The construction of the house was entirely due to Dr. Bellamy’s employment of enslaved craftsmen — brick masons, carpenters and plasterers, as well as several freed black artisans, self-trained skilled workers who created the ornate plaster moldings of the interior and the woodwork throughout the house. Architectural historian Catherine Bishir, the author of the definitive history of the house, The Bellamy Mansion, describes the recently finished interiors: “The main rooms glowed with color — flowered carpets in the parlors, mahogany furniture “done up in red silk damask,” and at the immense windows, brass cornices, lace curtains and heavy silk draperies of red, green, or gold. White marble and black slate mantels framed the fireplaces, and mirrors in gilded frames reflected the gas light of brass chandeliers. In the wide center hall, the mahogany-railed stair was quieted by a ‘beautiful velvet carpet’ held in place by silvery rods.”

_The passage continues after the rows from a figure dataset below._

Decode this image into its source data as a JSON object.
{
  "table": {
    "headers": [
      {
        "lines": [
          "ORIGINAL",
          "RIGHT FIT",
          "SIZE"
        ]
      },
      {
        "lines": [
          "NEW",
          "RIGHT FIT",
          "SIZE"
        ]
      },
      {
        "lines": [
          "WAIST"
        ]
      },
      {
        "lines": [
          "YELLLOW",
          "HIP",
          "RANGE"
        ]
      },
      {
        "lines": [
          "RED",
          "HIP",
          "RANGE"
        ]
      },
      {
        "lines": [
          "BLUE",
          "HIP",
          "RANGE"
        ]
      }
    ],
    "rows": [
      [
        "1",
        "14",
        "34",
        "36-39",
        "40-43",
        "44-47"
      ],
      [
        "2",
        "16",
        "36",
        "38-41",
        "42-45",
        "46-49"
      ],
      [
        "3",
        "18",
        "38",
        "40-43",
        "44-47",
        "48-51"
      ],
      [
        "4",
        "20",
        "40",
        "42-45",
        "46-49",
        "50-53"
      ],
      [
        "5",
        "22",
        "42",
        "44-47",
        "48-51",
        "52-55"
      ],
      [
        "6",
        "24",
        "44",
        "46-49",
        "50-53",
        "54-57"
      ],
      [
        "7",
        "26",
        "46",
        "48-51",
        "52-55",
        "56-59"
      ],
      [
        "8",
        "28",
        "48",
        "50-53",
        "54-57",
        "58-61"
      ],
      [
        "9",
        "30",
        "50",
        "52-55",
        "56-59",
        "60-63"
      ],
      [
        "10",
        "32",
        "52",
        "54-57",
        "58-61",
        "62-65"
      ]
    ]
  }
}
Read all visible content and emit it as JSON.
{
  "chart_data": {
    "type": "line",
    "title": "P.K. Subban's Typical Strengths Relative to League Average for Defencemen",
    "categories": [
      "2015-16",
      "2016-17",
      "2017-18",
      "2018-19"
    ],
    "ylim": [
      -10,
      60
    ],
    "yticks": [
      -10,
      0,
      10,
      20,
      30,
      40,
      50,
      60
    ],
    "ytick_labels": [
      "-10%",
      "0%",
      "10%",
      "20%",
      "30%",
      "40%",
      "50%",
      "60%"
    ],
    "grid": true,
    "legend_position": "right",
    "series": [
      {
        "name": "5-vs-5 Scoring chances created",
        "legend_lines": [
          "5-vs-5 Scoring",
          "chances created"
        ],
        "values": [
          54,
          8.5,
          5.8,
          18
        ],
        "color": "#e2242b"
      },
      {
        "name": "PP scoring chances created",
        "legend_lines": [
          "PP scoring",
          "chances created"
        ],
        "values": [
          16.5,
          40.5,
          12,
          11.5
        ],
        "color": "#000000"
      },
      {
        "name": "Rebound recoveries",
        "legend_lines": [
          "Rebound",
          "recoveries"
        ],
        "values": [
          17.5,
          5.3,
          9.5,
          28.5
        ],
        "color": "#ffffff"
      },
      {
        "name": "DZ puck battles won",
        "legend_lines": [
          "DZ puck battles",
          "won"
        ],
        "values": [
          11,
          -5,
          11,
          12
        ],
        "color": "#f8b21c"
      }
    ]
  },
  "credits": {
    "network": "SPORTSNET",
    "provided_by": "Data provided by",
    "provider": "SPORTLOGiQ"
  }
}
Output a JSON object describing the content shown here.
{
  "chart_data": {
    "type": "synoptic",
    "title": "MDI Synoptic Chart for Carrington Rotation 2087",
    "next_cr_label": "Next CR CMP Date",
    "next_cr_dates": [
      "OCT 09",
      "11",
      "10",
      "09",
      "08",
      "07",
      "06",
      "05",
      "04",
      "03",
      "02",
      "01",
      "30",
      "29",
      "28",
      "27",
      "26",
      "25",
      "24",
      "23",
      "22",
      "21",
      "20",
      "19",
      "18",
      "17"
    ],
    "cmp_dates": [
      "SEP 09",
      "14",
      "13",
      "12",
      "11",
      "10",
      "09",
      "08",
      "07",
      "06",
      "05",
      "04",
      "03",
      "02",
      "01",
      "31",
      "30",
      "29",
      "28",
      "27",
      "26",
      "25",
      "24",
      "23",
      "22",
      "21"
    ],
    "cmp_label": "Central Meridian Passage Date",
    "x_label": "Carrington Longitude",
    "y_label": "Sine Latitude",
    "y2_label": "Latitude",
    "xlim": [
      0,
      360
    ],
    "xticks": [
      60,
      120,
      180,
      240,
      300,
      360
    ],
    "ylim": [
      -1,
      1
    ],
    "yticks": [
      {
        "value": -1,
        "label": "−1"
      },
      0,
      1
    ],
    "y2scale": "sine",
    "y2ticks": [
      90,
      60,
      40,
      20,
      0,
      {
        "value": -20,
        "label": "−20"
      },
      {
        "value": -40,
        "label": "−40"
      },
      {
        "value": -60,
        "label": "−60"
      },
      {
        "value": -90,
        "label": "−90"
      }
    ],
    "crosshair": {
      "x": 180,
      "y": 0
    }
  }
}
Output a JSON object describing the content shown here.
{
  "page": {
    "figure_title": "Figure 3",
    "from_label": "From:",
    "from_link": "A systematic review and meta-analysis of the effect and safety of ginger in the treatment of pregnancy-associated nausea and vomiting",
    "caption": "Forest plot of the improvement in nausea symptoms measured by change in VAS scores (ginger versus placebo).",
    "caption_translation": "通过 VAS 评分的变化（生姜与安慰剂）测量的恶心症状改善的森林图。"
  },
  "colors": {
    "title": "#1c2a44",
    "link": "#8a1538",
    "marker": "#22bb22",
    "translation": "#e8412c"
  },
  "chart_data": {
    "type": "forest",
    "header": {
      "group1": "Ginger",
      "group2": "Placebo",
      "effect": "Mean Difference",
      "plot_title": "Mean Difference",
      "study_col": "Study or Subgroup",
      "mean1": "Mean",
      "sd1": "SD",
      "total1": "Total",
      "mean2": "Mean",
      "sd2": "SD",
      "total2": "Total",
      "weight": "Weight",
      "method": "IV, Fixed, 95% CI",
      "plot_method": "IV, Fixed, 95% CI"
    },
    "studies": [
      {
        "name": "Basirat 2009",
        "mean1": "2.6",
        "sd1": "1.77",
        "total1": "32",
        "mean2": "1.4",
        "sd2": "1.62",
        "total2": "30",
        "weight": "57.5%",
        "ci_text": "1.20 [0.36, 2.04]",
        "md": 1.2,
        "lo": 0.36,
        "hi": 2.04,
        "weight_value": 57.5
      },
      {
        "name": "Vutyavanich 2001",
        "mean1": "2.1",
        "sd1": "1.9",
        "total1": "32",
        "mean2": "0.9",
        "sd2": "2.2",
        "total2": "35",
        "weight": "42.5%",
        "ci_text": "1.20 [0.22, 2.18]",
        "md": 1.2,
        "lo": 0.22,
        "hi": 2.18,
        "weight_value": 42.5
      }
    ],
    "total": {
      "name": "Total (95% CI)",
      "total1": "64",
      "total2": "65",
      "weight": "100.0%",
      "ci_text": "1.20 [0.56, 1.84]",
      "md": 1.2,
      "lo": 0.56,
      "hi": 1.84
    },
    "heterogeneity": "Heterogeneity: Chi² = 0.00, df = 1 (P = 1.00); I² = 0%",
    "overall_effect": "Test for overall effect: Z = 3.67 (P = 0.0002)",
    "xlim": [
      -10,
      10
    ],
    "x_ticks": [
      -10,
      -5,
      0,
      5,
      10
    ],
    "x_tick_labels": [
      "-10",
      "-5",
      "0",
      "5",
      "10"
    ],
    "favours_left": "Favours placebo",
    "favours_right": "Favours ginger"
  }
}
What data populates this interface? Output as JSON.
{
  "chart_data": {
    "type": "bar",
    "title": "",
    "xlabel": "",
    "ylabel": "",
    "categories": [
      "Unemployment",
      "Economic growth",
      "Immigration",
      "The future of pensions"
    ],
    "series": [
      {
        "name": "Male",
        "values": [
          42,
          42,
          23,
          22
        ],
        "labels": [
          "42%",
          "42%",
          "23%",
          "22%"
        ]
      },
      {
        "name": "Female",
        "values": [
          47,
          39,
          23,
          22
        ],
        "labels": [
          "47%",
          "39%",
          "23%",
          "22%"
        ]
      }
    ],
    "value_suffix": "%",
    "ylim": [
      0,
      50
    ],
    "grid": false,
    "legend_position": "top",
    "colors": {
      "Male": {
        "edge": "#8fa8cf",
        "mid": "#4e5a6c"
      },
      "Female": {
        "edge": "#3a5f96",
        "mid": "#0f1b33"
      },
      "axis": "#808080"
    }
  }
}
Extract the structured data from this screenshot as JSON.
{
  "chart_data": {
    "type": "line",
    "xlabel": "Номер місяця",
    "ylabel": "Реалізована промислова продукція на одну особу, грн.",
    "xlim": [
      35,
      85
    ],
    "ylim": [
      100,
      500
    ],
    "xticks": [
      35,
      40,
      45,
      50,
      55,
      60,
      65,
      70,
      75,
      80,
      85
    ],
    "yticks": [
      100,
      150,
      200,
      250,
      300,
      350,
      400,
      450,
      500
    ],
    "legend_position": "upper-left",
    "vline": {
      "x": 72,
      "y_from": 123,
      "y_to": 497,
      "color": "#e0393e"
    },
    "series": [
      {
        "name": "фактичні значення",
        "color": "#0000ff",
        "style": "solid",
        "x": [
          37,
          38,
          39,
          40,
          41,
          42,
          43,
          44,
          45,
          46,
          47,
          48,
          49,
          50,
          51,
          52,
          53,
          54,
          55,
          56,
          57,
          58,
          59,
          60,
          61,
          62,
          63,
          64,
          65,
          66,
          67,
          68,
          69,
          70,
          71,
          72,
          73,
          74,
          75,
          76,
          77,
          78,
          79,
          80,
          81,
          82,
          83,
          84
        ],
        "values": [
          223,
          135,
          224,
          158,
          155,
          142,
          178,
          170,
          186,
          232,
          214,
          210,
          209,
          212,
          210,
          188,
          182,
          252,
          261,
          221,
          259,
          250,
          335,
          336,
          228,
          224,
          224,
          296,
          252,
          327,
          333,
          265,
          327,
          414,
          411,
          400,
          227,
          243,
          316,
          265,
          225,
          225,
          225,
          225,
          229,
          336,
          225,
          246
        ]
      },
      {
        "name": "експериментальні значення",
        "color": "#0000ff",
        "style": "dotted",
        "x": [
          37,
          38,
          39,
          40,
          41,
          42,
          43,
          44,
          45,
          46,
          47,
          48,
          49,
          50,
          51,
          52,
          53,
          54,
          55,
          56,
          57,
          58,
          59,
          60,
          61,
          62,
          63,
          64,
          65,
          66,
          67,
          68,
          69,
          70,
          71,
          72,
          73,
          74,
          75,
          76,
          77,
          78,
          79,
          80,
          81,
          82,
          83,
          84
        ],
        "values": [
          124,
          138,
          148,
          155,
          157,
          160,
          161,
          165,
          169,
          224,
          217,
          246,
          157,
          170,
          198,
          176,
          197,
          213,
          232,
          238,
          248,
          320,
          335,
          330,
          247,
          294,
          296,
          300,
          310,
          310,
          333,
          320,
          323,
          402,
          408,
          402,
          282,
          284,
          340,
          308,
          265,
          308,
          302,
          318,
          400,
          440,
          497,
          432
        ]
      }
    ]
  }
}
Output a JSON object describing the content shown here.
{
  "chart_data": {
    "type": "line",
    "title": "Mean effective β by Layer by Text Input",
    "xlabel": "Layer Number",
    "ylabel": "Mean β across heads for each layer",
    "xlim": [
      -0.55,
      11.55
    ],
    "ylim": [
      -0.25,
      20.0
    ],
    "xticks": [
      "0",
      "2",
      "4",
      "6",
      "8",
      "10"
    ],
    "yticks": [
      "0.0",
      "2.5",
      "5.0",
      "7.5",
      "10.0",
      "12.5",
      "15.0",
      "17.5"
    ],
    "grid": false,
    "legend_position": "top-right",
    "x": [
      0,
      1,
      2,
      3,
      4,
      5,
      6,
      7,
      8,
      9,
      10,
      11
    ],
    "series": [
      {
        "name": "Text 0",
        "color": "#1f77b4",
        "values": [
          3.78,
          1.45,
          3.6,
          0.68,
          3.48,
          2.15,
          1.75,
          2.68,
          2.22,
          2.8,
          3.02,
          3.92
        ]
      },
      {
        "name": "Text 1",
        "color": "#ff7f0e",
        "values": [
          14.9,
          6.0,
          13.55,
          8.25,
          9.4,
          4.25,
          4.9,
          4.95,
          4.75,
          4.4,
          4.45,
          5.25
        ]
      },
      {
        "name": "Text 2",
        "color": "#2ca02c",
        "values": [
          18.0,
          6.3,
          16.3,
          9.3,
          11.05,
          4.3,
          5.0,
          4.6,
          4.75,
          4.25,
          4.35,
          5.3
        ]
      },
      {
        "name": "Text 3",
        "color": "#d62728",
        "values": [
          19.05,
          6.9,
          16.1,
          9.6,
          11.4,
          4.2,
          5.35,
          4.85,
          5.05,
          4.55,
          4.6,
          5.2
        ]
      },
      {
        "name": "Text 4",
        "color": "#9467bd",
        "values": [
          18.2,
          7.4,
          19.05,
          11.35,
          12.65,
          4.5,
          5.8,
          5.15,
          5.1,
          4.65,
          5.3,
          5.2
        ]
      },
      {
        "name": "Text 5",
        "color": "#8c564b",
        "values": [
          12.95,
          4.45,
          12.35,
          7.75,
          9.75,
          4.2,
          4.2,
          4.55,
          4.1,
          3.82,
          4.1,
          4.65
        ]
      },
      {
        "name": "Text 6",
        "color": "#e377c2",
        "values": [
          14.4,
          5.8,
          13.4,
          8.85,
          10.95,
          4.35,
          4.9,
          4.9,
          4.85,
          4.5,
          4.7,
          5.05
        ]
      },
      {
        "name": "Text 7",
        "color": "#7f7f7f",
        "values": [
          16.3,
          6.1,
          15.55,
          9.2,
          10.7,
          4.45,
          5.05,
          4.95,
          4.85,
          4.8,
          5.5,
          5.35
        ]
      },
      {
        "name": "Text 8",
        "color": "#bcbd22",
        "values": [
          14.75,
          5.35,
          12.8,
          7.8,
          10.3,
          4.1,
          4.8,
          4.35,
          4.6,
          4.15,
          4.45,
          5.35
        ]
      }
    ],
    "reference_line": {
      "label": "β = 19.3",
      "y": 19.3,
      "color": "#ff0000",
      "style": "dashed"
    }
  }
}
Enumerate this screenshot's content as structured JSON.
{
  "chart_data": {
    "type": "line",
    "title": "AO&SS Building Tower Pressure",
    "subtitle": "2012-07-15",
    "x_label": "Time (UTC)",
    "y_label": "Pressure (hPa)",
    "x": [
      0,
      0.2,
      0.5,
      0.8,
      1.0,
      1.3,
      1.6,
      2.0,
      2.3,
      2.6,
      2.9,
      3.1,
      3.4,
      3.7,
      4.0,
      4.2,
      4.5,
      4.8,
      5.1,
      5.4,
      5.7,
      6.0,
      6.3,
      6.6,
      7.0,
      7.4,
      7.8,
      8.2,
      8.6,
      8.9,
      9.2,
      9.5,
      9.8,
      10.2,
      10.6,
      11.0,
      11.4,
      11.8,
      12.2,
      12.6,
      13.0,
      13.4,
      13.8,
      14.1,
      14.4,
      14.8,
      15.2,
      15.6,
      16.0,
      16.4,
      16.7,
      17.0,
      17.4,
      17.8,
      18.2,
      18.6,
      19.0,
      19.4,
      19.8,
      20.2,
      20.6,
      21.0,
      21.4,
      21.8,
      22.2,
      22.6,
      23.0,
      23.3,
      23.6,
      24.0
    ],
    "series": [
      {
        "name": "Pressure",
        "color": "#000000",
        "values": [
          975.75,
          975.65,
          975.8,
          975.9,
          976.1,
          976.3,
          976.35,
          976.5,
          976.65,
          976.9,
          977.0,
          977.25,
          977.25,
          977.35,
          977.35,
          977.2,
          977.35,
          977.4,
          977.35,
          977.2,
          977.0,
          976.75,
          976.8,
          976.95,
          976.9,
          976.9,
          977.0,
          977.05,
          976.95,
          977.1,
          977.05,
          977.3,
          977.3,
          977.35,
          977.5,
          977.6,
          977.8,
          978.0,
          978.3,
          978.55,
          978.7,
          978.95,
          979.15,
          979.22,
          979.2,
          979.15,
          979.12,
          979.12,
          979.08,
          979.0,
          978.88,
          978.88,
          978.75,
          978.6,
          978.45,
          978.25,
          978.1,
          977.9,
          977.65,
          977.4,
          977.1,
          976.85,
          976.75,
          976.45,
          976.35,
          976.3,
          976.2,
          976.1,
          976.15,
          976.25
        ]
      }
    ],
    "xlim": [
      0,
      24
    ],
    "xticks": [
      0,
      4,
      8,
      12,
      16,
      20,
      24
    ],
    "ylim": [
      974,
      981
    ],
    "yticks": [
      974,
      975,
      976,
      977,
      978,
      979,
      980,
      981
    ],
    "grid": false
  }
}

Despite the ravages of Florence — the belvedere roof was partially torn off, sending water cascading through all five floors of the core of the house — the house survives, and will celebrate its 157th Christmas this year. “The site is iconic to Wilmington’s past,” says Gareth Evans, the Bellamy Mansion’s director since 2010. “It has played a role in the Civil War, 1898, and many pivotal moments in regional history. The prominence of its position and appearance makes the mansion a symbol of Wilmington.” b
William Irvine is the senior editor of Salt.